In other words, species' extinction is not an anomaly brought on by cow farts and SUVs but part of the natural cycle of life on earth, stretching back hundreds of thousands of years. Darwin even wrote a book about it! (On the Origin of Species by Means of Natural Selection, or the Preservation of Favoured Races in the Struggle for Life.) Climate hysterics like CNN's Allen Kim, who wrote the piece cited above, aren't arguing science at all, but merely cherry-picking data that serves to prove their utterly falsifiable thesis and, as an important byproduct, are simultaneously reaching into your pants pockets and stealing you blind. And all the while, they're out to terrify you with their predictions of Apocalypse Now.
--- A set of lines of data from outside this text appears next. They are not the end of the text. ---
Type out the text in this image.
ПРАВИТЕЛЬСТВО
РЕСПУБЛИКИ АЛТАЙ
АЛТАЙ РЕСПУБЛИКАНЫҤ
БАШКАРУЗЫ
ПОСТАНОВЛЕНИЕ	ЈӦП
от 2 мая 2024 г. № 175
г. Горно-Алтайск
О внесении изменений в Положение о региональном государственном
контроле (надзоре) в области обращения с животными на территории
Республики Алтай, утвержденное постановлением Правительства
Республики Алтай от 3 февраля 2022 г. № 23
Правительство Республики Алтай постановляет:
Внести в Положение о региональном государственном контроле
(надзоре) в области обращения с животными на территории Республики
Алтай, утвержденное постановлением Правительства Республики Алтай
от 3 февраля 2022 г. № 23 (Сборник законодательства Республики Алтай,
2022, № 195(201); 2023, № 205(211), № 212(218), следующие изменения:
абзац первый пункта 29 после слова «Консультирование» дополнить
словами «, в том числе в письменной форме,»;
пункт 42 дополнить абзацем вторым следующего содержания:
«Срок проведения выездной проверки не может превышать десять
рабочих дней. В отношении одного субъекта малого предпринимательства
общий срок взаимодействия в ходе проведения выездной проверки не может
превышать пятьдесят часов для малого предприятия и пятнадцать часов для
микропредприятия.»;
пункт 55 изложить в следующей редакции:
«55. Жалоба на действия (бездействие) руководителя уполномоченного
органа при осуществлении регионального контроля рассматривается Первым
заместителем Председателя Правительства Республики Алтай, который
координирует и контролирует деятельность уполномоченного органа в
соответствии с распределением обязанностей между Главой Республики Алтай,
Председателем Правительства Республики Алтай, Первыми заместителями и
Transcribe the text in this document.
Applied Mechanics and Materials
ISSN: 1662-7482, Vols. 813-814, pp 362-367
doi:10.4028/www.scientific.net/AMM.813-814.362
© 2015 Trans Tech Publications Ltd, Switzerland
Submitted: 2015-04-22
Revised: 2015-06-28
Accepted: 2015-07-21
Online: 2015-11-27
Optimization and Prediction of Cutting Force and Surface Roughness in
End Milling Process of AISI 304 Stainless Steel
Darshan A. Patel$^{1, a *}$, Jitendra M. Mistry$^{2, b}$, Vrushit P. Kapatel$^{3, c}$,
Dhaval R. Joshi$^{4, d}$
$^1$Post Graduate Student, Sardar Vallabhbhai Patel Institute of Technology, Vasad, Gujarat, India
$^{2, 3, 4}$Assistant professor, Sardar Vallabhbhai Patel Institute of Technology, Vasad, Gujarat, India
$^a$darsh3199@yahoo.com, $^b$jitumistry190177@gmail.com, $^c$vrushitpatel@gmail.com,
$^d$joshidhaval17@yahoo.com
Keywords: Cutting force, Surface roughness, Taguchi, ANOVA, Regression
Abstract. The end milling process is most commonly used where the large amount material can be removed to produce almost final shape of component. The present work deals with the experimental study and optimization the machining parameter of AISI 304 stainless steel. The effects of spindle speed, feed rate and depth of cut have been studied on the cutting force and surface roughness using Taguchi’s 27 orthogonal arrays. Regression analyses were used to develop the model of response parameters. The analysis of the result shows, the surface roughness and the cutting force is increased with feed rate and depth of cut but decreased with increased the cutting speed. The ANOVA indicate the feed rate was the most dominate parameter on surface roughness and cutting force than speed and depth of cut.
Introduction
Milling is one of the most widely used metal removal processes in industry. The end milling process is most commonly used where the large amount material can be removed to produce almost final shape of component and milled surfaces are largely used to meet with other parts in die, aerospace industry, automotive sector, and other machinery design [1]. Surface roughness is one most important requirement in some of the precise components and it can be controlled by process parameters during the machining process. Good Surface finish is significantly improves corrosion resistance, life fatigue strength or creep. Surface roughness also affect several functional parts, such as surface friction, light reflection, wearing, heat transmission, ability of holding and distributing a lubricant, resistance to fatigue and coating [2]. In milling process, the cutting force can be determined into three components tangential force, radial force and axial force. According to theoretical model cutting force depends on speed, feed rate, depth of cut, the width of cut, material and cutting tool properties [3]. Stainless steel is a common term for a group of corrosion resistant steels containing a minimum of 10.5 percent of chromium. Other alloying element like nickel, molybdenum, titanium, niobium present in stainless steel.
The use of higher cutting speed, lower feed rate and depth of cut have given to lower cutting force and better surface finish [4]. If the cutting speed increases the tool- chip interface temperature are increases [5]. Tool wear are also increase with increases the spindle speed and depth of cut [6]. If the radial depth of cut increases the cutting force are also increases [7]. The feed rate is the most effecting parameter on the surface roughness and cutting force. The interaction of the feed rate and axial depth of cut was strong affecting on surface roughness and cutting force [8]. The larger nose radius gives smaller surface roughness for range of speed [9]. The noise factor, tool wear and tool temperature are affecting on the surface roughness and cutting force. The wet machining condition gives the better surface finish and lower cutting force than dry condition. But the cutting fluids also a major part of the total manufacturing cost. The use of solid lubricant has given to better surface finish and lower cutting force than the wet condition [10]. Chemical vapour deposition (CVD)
"In a way, it's a 'choose your own adventure,'" Wiens said. "If we stick to the Paris Agreement to combat climate change, we may lose fewer than two out of every 10 plant and animal species on Earth by 2070. But if humans cause larger temperature increases, we could lose more than a third or even half of all animal and plant species, based on our results."
Note the hedge: "we may, we could." The fallacy of this kind of thinking should be obvious, but as long as it convinces suckers to diminish their own lifestyles and transfer money to the global-governance crowd, propagandists will keep pushing it. in the meantime, who misses the 99.9% of species that have gone extinct? We don't even know today how many species of anything there actually are, or were, or will be. Let's give the last word to ecologist Ariel Lugo, director of the USDA Forest Service International Institute of Tropical Forestry in Río Piedras, Puerto Rico:
I think certainly we are grossly underestimating the number of species on Earth, and the more we look, obviously, we're going to find a lot more than we think we have. And the destruction of habitat is why we are so scared about the potential for huge extinctions. The problem is that we also need to rely on models to relate the extinction rate to the destruction of habitat, and we don't have, I don't think, sufficient information to define the relationship between habitat loss and species loss, mostly because the complexity of nature is just absolutely huge, and our understanding is very primitive.
And most of the controversy, I think, comes because we're naturally cautious -- it's obviously better to err on the side of caution -- but nevertheless, we don't seem to give credit to nature's resilience and to the ability of organisms to cope with change. And to the degree that the models do not incorporate resilience mechanisms -- I'm referring to the trick of relating, for example, rate of deforestation to rate of species loss -- to the degree that those models don't take into consideration the possibility that species recover from changes in the habitat, to that same degree, our estimates of the numbers of extinctions may be too high. So I would assume that we're grossly underestimating the diversity of the world, but we're probably overestimating the rates of extinction.
In other words, the science is not settled. Don't let them tell you otherwise. And keep your wallet in a safe place.